CONCLUSIONS: Assays to determine minimal inhibition concentrations in liquid medium and employing oxidation-reduction indicators proved to be rapid and inexpensive. This method has the potential to become a faster, alternative method for determining susceptibility of M. tuberculosis strains in developing countries.

Key words: Mycobacterium tubercolis. Disease susceptibility. Isoniazid/therapeutic use. Rifampin/therapeutic use.

Abbreviations used in this paper:

TB - Tuberculosis

INH - Isoniazid

RIF - Rifampin

LJPM - Lowenstein-Jensen proportion method

MIC - Minimal inhibitory concentration

Mtb - Mycobacterium tuberculosis

MTT-[3-(4,5-dimethylthiazol-2-yl)-2,5-diphenyltetrazolium bromide]

ABM - Alamar Blue method

MTTM - MTT method

Introduction

Tuberculosis (TB), known for thousands of years, continues to be a major public health problem⁽¹⁾. Until the 1980s, it was expected that TB would soon be eradicated. However, the worldwide increase in the incidence of TB led the World Health Organization, in 1993, to declare TB a global emergency, requiring intensified efforts in order to combat this disease⁽²⁾. Although control measures and therapeutic regimes have been well established, there are difficulties that are inherent to the disease, chief among which is the appearance of drug-resistant strains^(3,4).

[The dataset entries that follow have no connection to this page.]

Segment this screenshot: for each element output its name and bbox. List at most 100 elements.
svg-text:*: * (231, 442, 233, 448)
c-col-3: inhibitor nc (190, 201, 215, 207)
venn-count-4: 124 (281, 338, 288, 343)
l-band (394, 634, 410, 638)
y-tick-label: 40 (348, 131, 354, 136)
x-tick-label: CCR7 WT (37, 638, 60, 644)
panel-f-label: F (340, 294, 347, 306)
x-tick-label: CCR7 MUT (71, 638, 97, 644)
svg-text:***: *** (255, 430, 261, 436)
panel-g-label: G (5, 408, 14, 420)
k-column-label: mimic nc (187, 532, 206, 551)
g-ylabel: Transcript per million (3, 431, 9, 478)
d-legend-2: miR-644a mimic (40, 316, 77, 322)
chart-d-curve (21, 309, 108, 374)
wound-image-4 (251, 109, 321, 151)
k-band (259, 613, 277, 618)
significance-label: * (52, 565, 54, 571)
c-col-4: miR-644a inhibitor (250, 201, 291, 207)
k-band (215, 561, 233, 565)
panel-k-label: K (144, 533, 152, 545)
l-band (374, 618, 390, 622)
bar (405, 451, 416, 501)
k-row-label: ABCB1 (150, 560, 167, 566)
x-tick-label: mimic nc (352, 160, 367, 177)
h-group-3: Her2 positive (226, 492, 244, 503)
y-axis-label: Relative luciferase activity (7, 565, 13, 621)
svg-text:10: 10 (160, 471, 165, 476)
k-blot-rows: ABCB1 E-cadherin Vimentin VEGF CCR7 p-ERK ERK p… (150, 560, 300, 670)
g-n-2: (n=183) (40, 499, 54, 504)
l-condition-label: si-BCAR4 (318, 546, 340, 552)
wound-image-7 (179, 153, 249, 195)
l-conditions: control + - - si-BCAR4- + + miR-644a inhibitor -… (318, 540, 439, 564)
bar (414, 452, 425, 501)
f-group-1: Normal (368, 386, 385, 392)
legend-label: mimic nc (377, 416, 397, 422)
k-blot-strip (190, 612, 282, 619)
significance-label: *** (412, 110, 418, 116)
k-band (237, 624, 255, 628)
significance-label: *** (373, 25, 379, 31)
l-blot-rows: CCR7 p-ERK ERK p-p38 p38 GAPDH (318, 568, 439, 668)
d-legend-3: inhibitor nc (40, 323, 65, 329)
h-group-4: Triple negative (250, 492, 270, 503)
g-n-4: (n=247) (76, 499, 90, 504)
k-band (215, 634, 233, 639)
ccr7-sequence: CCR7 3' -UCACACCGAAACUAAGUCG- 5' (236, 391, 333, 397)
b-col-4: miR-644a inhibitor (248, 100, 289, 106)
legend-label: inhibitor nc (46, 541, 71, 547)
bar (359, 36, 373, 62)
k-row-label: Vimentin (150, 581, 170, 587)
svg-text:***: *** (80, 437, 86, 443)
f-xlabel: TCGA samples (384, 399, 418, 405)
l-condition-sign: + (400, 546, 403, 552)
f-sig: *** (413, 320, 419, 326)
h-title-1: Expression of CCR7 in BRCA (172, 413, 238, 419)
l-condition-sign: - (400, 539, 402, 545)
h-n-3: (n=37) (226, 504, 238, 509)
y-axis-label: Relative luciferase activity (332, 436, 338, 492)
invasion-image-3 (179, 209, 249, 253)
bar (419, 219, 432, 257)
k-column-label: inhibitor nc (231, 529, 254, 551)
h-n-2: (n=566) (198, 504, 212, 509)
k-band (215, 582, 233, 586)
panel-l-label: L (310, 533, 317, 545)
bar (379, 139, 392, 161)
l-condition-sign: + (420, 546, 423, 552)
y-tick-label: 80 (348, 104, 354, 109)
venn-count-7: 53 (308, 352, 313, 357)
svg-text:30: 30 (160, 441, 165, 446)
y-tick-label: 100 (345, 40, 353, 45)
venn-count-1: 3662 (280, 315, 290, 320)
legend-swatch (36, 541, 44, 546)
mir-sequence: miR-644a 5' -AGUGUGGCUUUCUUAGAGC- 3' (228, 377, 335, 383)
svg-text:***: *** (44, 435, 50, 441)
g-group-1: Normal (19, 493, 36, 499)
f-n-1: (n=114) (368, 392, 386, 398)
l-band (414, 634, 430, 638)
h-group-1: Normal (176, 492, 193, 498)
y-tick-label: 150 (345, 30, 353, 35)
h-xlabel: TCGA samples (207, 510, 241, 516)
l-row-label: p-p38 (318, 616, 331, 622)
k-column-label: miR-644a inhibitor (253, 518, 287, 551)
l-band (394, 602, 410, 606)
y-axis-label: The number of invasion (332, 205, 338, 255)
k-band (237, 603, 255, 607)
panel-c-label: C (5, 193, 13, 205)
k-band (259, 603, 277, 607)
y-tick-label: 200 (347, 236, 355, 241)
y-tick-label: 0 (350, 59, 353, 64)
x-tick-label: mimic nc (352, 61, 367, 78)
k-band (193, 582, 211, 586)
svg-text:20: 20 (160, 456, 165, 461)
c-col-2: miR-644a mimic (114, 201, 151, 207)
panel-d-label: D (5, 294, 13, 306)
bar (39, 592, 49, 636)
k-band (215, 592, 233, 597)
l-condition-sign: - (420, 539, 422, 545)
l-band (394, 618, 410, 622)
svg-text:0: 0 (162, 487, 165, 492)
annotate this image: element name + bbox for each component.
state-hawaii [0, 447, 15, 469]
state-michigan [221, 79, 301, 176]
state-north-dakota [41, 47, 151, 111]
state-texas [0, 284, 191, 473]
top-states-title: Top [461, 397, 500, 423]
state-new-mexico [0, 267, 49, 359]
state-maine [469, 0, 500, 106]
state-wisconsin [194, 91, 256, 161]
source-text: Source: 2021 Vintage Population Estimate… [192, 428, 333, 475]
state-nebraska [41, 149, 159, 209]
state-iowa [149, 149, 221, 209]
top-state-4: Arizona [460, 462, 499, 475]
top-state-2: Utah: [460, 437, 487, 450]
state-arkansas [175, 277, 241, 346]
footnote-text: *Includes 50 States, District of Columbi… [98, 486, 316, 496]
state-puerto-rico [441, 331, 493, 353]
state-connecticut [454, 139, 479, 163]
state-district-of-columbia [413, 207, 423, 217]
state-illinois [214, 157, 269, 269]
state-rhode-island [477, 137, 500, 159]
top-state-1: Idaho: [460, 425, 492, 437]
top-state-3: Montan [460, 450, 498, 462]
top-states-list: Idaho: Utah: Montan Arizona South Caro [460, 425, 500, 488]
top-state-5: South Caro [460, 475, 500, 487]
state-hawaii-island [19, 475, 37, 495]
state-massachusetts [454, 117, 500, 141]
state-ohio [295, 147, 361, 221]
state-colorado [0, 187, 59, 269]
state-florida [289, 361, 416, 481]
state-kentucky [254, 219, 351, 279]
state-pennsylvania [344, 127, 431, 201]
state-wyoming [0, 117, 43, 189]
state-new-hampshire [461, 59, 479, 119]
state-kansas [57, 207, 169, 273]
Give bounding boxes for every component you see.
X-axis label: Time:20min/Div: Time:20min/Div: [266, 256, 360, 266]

Epidemiological studies of anti-TB drug resistance provide indicators, such as the prevalence of primary and acquired resistance, which are useful for the evaluation of the quality of treatment and of TB control programs. For such studies, the classically recommended method (gold standard) is the proportion method, performed on solid medium or on automated (MB/BacT and BACTEC 960) and semi-automated (BACTEC 460) systems. These methods are either prohibitively expensive or difficult to execute in the laboratory routine. There is therefore little information available regarding transmission and resistance patterns, whether for primary or acquired resistance⁽⁵⁾. In this study, we aimed to compare the susceptibility profile of Mycobacterium tuberculosis (Mtb) strains in relation to isoniazid (INH) and rifampin (RIF). This was done through a new method that uses cell-viability indicators to determine the minimal inhibitory concentrations (MIC) for INH and RIF.

Methods

A total of 166 Mtb strains were evaluated. These strains were from the collections of the following laboratories: Laboratório Central de Saúde Pública do Rio Grande do Sul (Rio Grande do Sul Central Laboratory of Public Health); Hospital Clementino Fraga Filho (Clementino Fraga Filho Hospital) of the Universidade Federal do Rio de Janeiro (Rio de Janeiro Federal University); Centro de Referência Professor Hélio Fraga Professor Hélio Fraga Reference Center) in Rio de Janeiro; and the Instituto Adolfo Lutz (Adolfo Lutz Institute) in São Paulo. The standard Mtb H37Rv ATCC 27294 strain and Mycobacterium fortuitum ATCC 6841 (the latter as a standard for both INH and RIF resistance), both of which were provided by the Professor Hélio Fraga Reference Center, were also used.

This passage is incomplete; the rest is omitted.